Enjoying the view
The power and beauty of Niagara Falls have been moving people for centuries. As part of preserving this legacy, the Archives of Ontario created copies of William Thomson Freeland’s panoramas for display—and, 100 years later, they inspired new work.
As two of the largest depictions of a key cultural landmark in Ontario, Freeland’s Niagara Falls panoramas could not just remain hidden in the Archives’ storage vault. So, after the Archives moved to its current home on York University’s Keele campus, staff hung high-quality copies in the reading room and produced this online exhibit for widespread virtual access. Over a century after Freeland produced his photographs, they continue to astound audiences and spark new creative output.
A room with a view
The copies of Freeland’s Niagara Falls panoramas in the Archives of Ontario’s reading room allow visitors to stand before the same sweeping vistas that captivated Freeland and appreciate his skill with the camera technology of his day. Although the copies faithfully capture the detail of Freeland’s original photos and the damage they endured, the likenesses had to be scaled down by about 25% to fit on the reading room’s largest wall for display. Thanks to these copies, thousands of visitors have enjoyed these photos and their fascinating journey from the Queen’s Park attic to the Archives.
A magical comparison
Inspired by Freeland’s work, former Archives of Ontario staff member Scott Barrie set out to recreate the panoramas using modern photography equipment exactly one hundred years after Freeland took his photographs. “It’s such a magical comparison, the juxtaposition of the state-of-the-art panorama from early in the last century to the state-of-the-art panorama in 2012,” Barrie expressed. “It was pretty neat to be standing there knowing that precisely one hundred years ago, Mr. Freeland was standing in exactly the same spot creating essentially the same image.”
Evolving camera technology
While Freeland created his panoramas in a single exposure, Barrie digitally stitched together a variety of images at different focal lengths taken on his Nikon D300 camera over a three-hour period. Barrie’s photographs could quite easily produce a print equal to or larger in size than Freeland’s photos and reveal a great deal more detail, exposing the considerable advancements in camera technology during the 100-year period between Freeland’s and Barrie’s panoramas.
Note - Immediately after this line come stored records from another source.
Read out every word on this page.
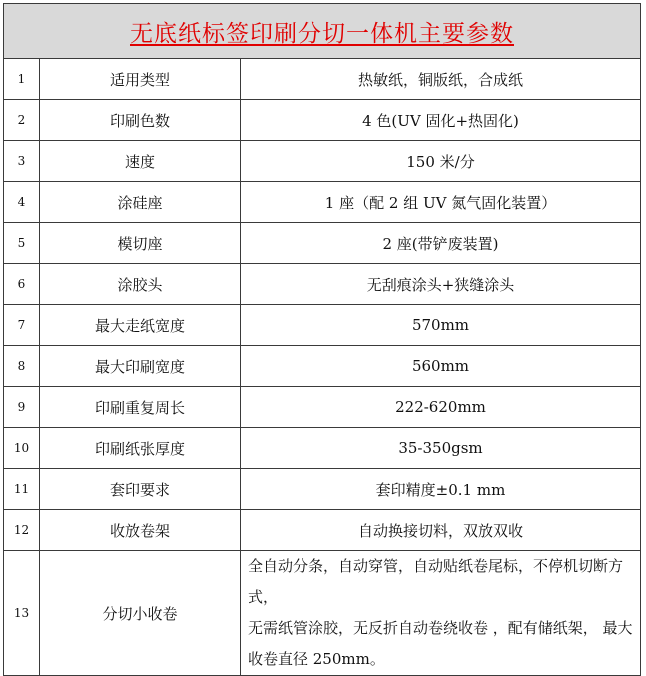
无底纸标签印刷分切一体机主要参数		
1	适用类型	热敏纸，铜版纸，合成纸
2	印刷色数	4 色(UV 固化+热固化)
3	速度	150 米/分
4	涂硅座	1 座（配 2 组 UV 氮气固化装置）
5	模切座	2 座(带铲废装置)
6	涂胶头	无刮痕涂头+狭缝涂头
7	最大走纸宽度	570mm
8	最大印刷宽度	560mm
9	印刷重复周长	222-620mm
10	印刷纸张厚度	35-350gsm
11	套印要求	套印精度±0.1 mm
12	收放卷架	自动换接切料，双放双收
13	分切小收卷	全自动分条，自动穿管，自动贴纸卷尾标，不停机切断方式，
无需纸管涂胶，无反折自动卷绕收卷 ，配有储纸架， 最大
收卷直径 250mm。
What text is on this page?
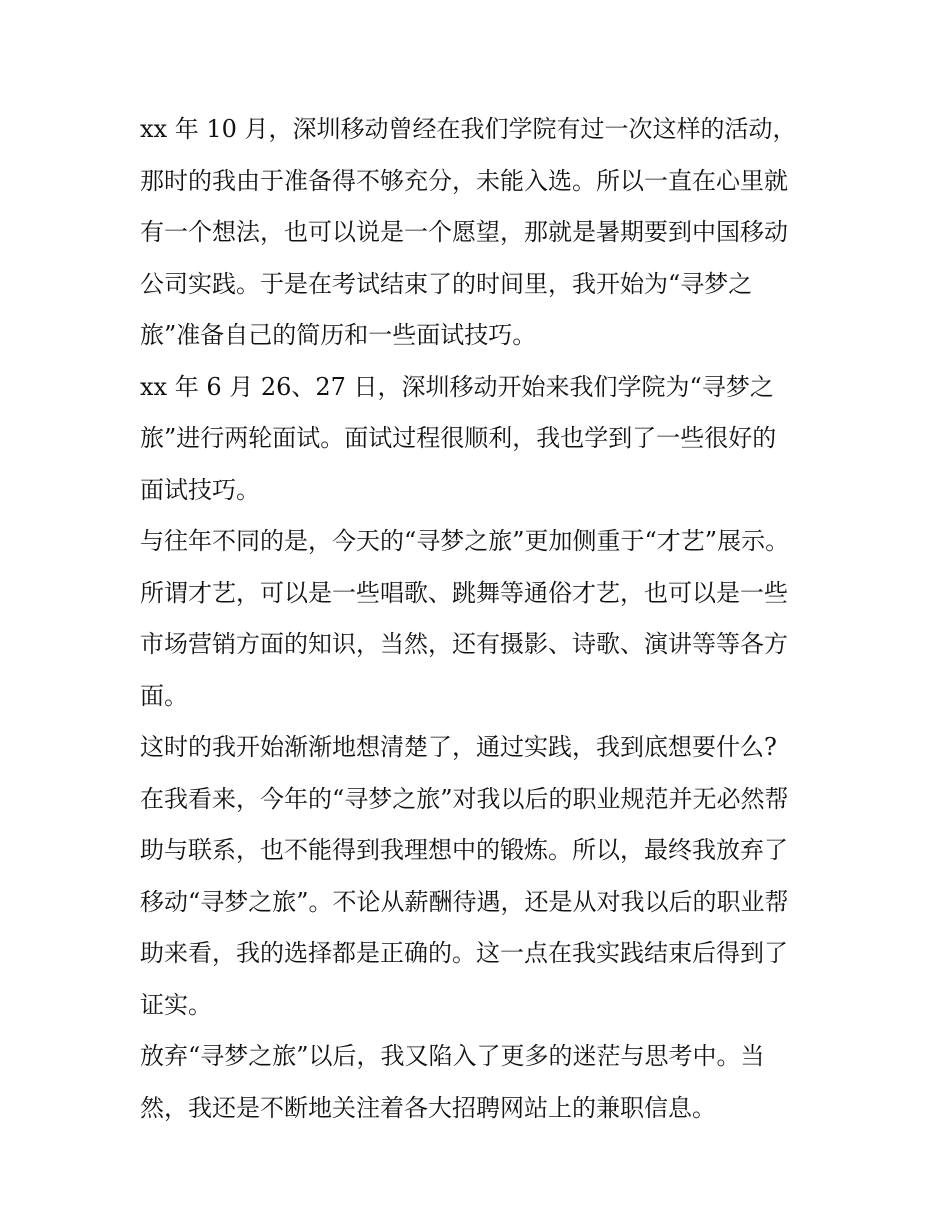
xx 年 10 月，深圳移动曾经在我们学院有过一次这样的活动，
那时的我由于准备得不够充分，未能入选。所以一直在心里就
有一个想法，也可以说是一个愿望，那就是暑期要到中国移动
公司实践。于是在考试结束了的时间里，我开始为“寻梦之
旅”准备自己的简历和一些面试技巧。
xx 年 6 月 26、27 日，深圳移动开始来我们学院为“寻梦之
旅”进行两轮面试。面试过程很顺利，我也学到了一些很好的
面试技巧。
与往年不同的是，今天的“寻梦之旅”更加侧重于“才艺”展示。
所谓才艺，可以是一些唱歌、跳舞等通俗才艺，也可以是一些
市场营销方面的知识，当然，还有摄影、诗歌、演讲等等各方
面。
这时的我开始渐渐地想清楚了，通过实践，我到底想要什么?
在我看来，今年的“寻梦之旅”对我以后的职业规范并无必然帮
助与联系，也不能得到我理想中的锻炼。所以，最终我放弃了
移动“寻梦之旅”。不论从薪酬待遇，还是从对我以后的职业帮
助来看，我的选择都是正确的。这一点在我实践结束后得到了
证实。
放弃“寻梦之旅”以后，我又陷入了更多的迷茫与思考中。当
然，我还是不断地关注着各大招聘网站上的兼职信息。
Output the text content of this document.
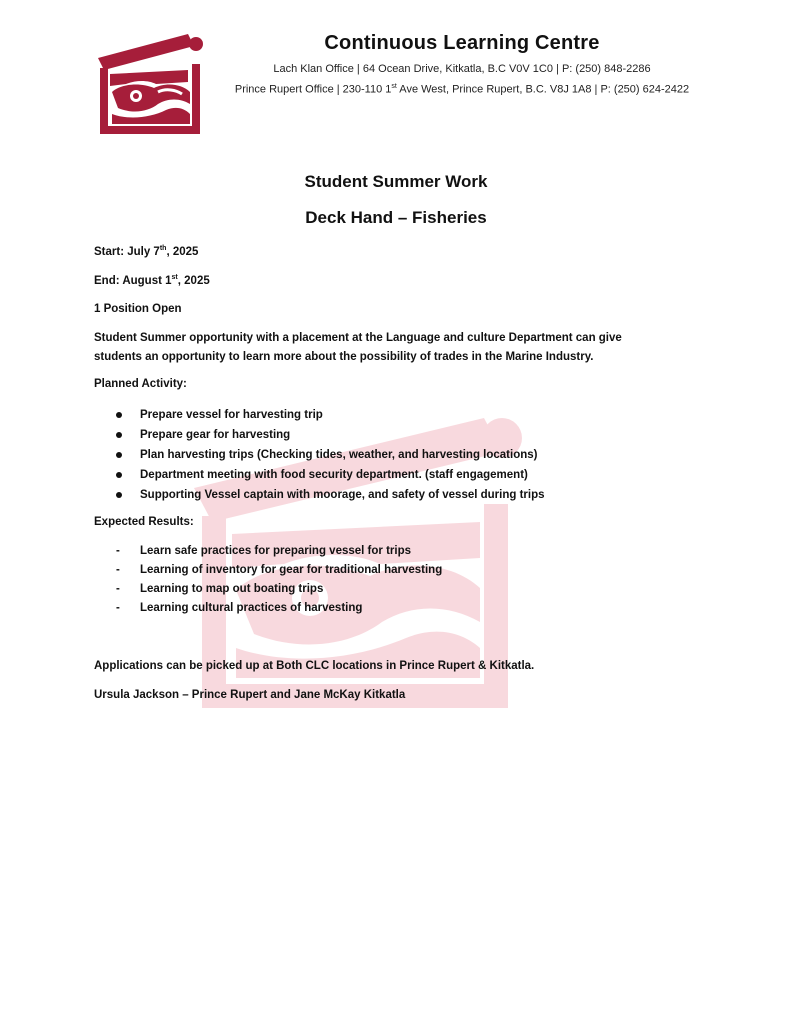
Continuous Learning Centre
Lach Klan Office | 64 Ocean Drive, Kitkatla, B.C V0V 1C0 | P: (250) 848-2286
Prince Rupert Office | 230-110 1st Ave West, Prince Rupert, B.C. V8J 1A8 | P: (250) 624-2422
Student Summer Work
Deck Hand – Fisheries
Start: July 7th, 2025
End: August 1st, 2025
1 Position Open
Student Summer opportunity with a placement at the Language and culture Department can give
students an opportunity to learn more about the possibility of trades in the Marine Industry.
Planned Activity:
Prepare vessel for harvesting trip
Prepare gear for harvesting
Plan harvesting trips (Checking tides, weather, and harvesting locations)
Department meeting with food security department. (staff engagement)
Supporting Vessel captain with moorage, and safety of vessel during trips
Expected Results:
- Learn safe practices for preparing vessel for trips
- Learning of inventory for gear for traditional harvesting
- Learning to map out boating trips
- Learning cultural practices of harvesting
Applications can be picked up at Both CLC locations in Prince Rupert & Kitkatla.
Ursula Jackson – Prince Rupert and Jane McKay Kitkatla
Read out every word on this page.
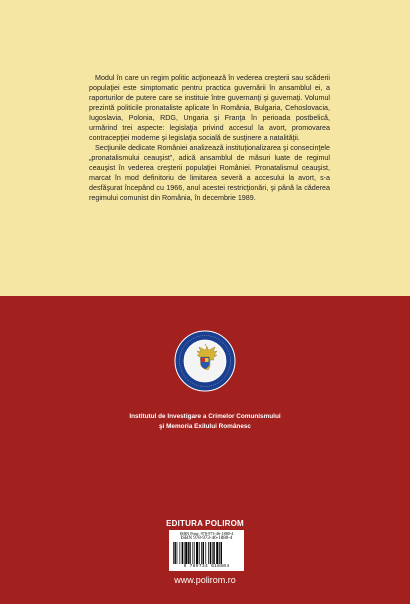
Modul în care un regim politic acţionează în vederea creşterii sau scăderii populaţiei este simptomatic pentru practica guvernării în ansamblul ei, a raporturilor de putere care se instituie între guvernanţi şi guvernaţi. Volumul prezintă politicile pronataliste aplicate în România, Bulgaria, Cehoslovacia, Iugoslavia, Polonia, RDG, Ungaria şi Franţa în perioada postbelică, urmărind trei aspecte: legislaţia privind accesul la avort, promovarea contracepţiei moderne şi legislaţia socială de susţinere a natalităţii.

Secţiunile dedicate României analizează instituţionalizarea şi consecinţele „pronatalismului ceauşist”, adică ansamblul de măsuri luate de regimul ceauşist în vederea creşterii populaţiei României. Pronatalismul ceauşist, marcat în mod definitoriu de limitarea severă a accesului la avort, s-a desfăşurat începând cu 1966, anul acestei restricţionări, şi până la căderea regimului comunist din România, în decembrie 1989.

Institutul de Investigare a Crimelor Comunismului
şi Memoria Exilului Românesc
EDITURA POLIROM
ISBN Print: 978-973-46-1880-4
ISBN 978-973-46-1880-4
9 789734 618804
www.polirom.ro
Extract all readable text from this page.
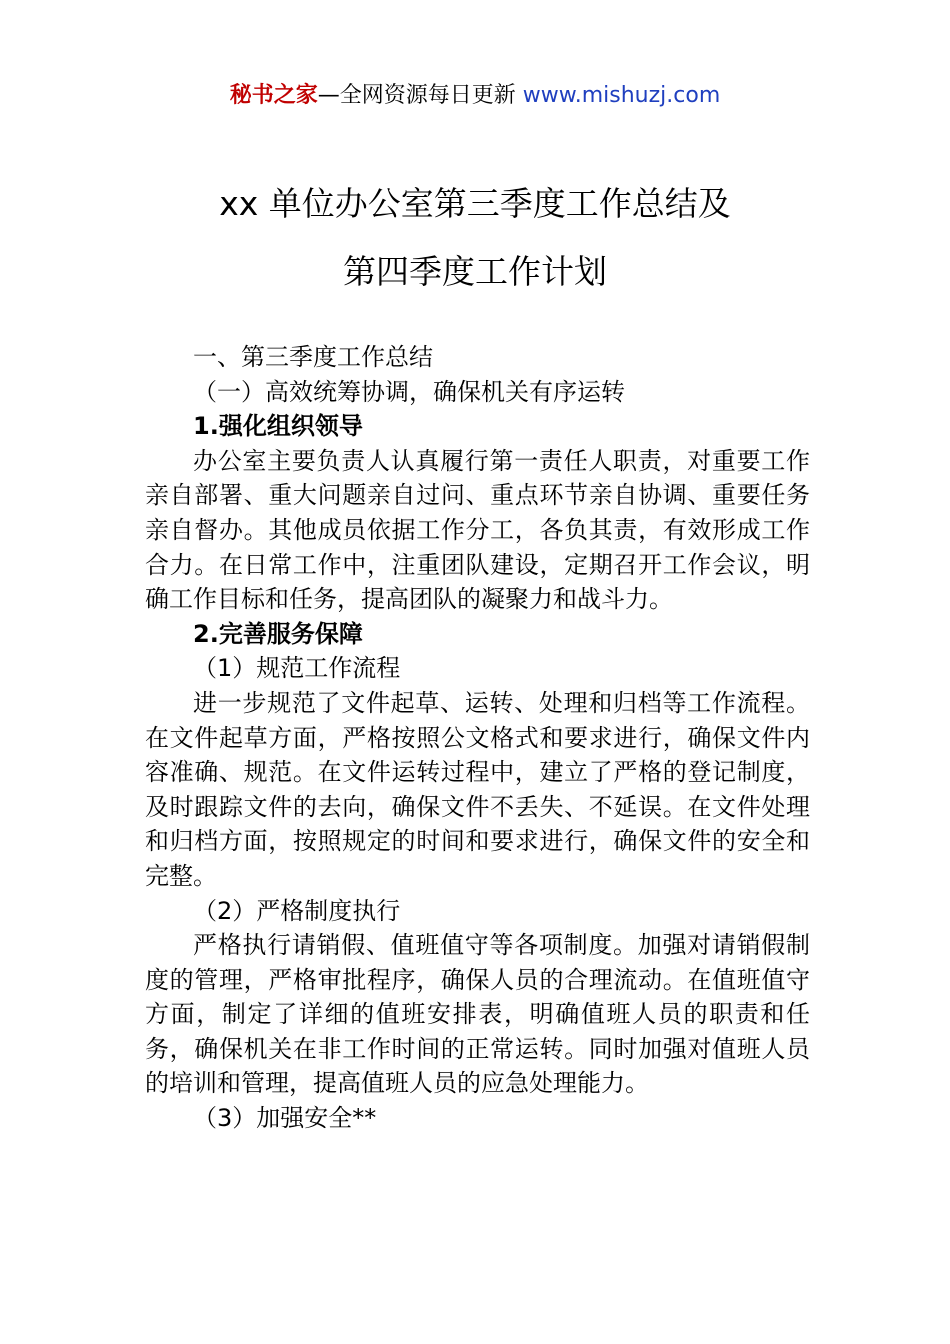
秘书之家—全网资源每日更新 www.mishuzj.com
xx 单位办公室第三季度工作总结及
第四季度工作计划

一、第三季度工作总结

（一）高效统筹协调，确保机关有序运转

1.强化组织领导

办公室主要负责人认真履行第一责任人职责，对重要工作亲自部署、重大问题亲自过问、重点环节亲自协调、重要任务亲自督办。其他成员依据工作分工，各负其责，有效形成工作合力。在日常工作中，注重团队建设，定期召开工作会议，明确工作目标和任务，提高团队的凝聚力和战斗力。

2.完善服务保障

（1）规范工作流程

进一步规范了文件起草、运转、处理和归档等工作流程。在文件起草方面，严格按照公文格式和要求进行，确保文件内容准确、规范。在文件运转过程中，建立了严格的登记制度，及时跟踪文件的去向，确保文件不丢失、不延误。在文件处理和归档方面，按照规定的时间和要求进行，确保文件的安全和完整。

（2）严格制度执行

严格执行请销假、值班值守等各项制度。加强对请销假制度的管理，严格审批程序，确保人员的合理流动。在值班值守方面，制定了详细的值班安排表，明确值班人员的职责和任务，确保机关在非工作时间的正常运转。同时加强对值班人员的培训和管理，提高值班人员的应急处理能力。

（3）加强安全**
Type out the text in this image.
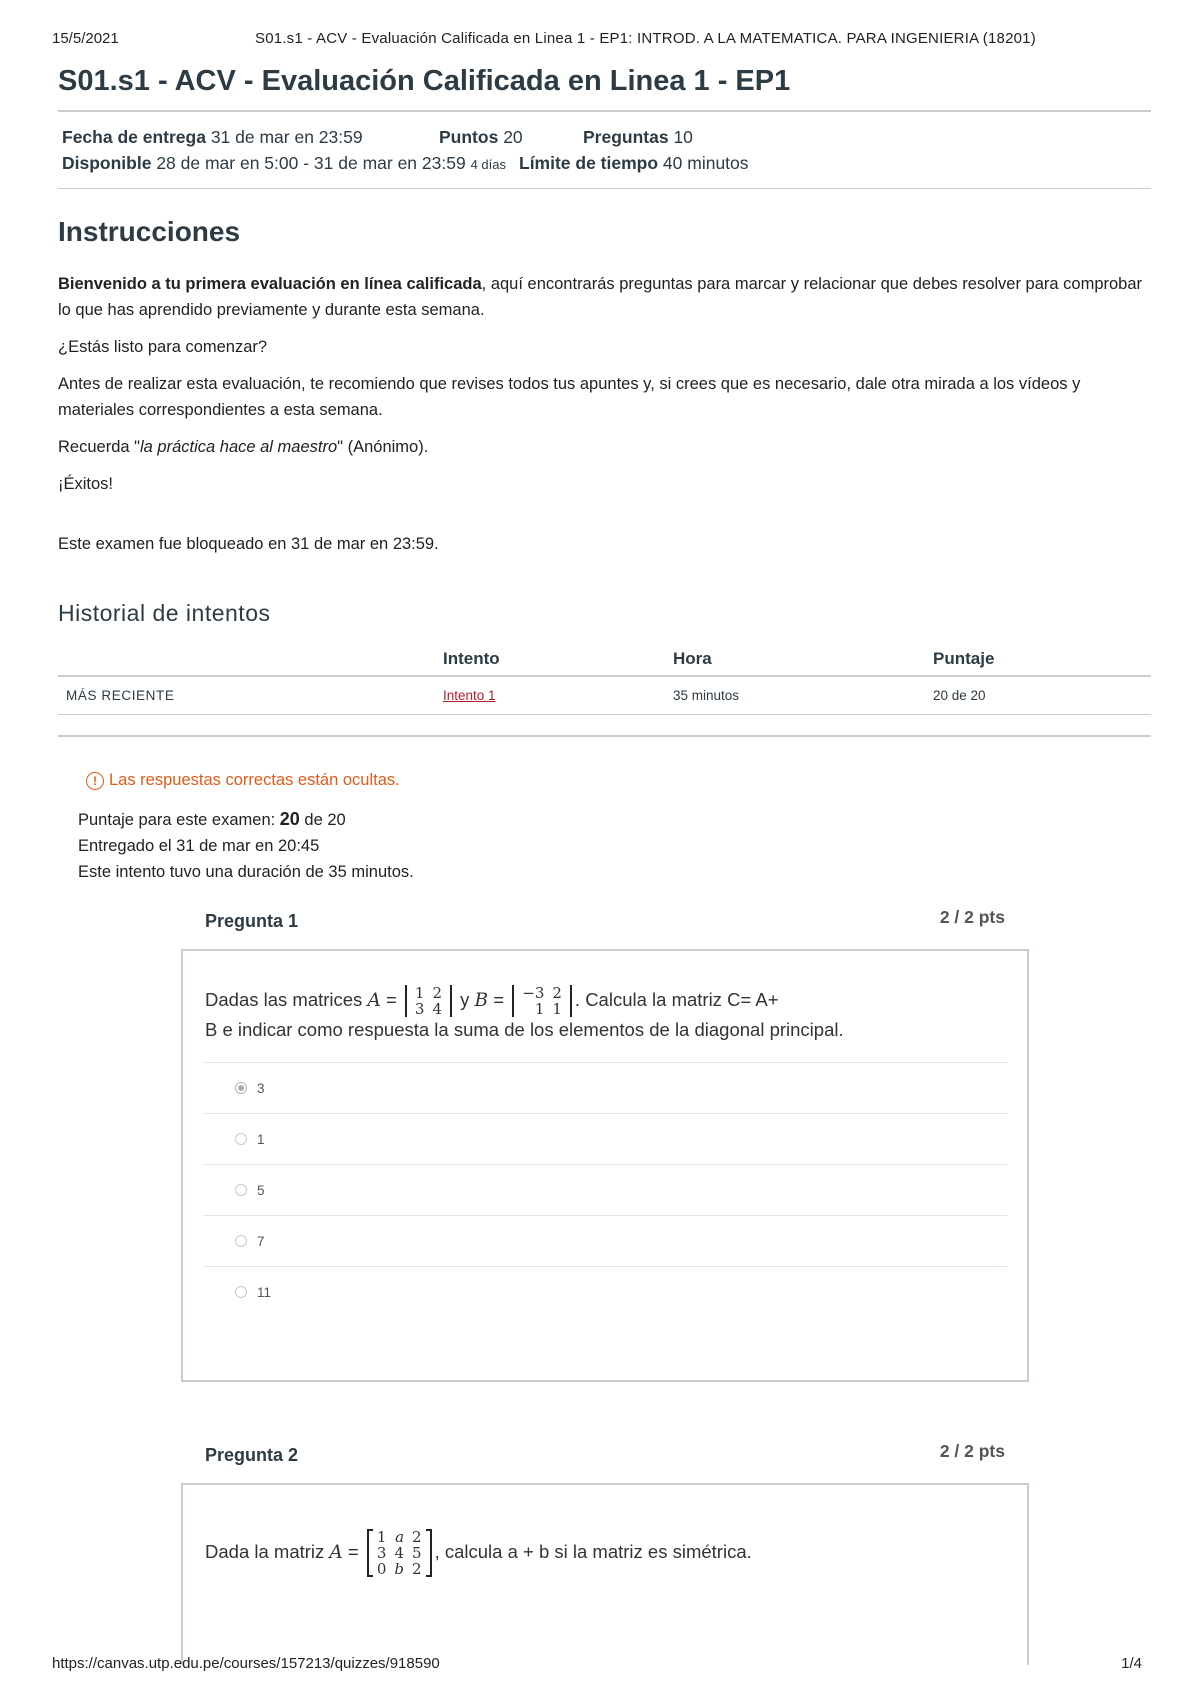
15/5/2021	S01.s1 - ACV - Evaluación Calificada en Linea 1 - EP1: INTROD. A LA MATEMATICA. PARA INGENIERIA (18201)
S01.s1 - ACV - Evaluación Calificada en Linea 1 - EP1
Fecha de entrega 31 de mar en 23:59	Puntos 20	Preguntas 10
Disponible 28 de mar en 5:00 - 31 de mar en 23:59 4 días Límite de tiempo 40 minutos
Instrucciones

Bienvenido a tu primera evaluación en línea calificada, aquí encontrarás preguntas para marcar y relacionar que debes resolver para comprobar lo que has aprendido previamente y durante esta semana.

¿Estás listo para comenzar?

Antes de realizar esta evaluación, te recomiendo que revises todos tus apuntes y, si crees que es necesario, dale otra mirada a los vídeos y materiales correspondientes a esta semana.

Recuerda "la práctica hace al maestro" (Anónimo).

¡Éxitos!

Este examen fue bloqueado en 31 de mar en 23:59.
Historial de intentos
	Intento	Hora	Puntaje
MÁS RECIENTE	Intento 1	35 minutos	20 de 20
! Las respuestas correctas están ocultas.
Puntaje para este examen: 20 de 20
Entregado el 31 de mar en 20:45
Este intento tuvo una duración de 35 minutos.
Pregunta 1	2 / 2 pts
Dadas las matrices A = 1	2
3	4 y B = −3	2
1	1 . Calcula la matriz C= A+
B e indicar como respuesta la suma de los elementos de la diagonal principal.
3
1
5
7
11
Pregunta 2	2 / 2 pts
Dada la matriz A =
1	a	2
3	4	5
0	b	2
, calcula a + b si la matriz es simétrica.
https://canvas.utp.edu.pe/courses/157213/quizzes/918590	1/4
Witnessing weather changes
When Freeland photographed his winter panorama on November 1, 1912, the area was blanketed in snow. However, when Barrie took his photo exactly a century later, the weather was much warmer and there was no snow in sight. As a result, Barrie’s November 2012 photo bears a closer resemblance to Freeland’s panorama from June 1913, though he later recreated the winter panorama when conditions mirrored those in Freeland’s scene. Beyond changes in camera technology over the decades, the differences between Freeland’s and Barrie’s photos also point to changes in our planet’s weather patterns.
Use the image sliders below to compare Freeland’s panoramas from 1912 and 1913 to Barrie’s photos from one hundred years later. The result is both an homage and evidence of evolution—a century-spanning dialogue between photographers, anchored by the force of Niagara Falls.
Freeland’s and Barrie’s panoramas of the Falls reminds us that, while landscapes may shift and technology may change, the desire to document and share beauty is timeless. Beyond their stunning subject matter, these images also serve as touchstones that connect us to people, places and perspectives that inspire new ways of understanding our world and our relationship to it—much like archives today.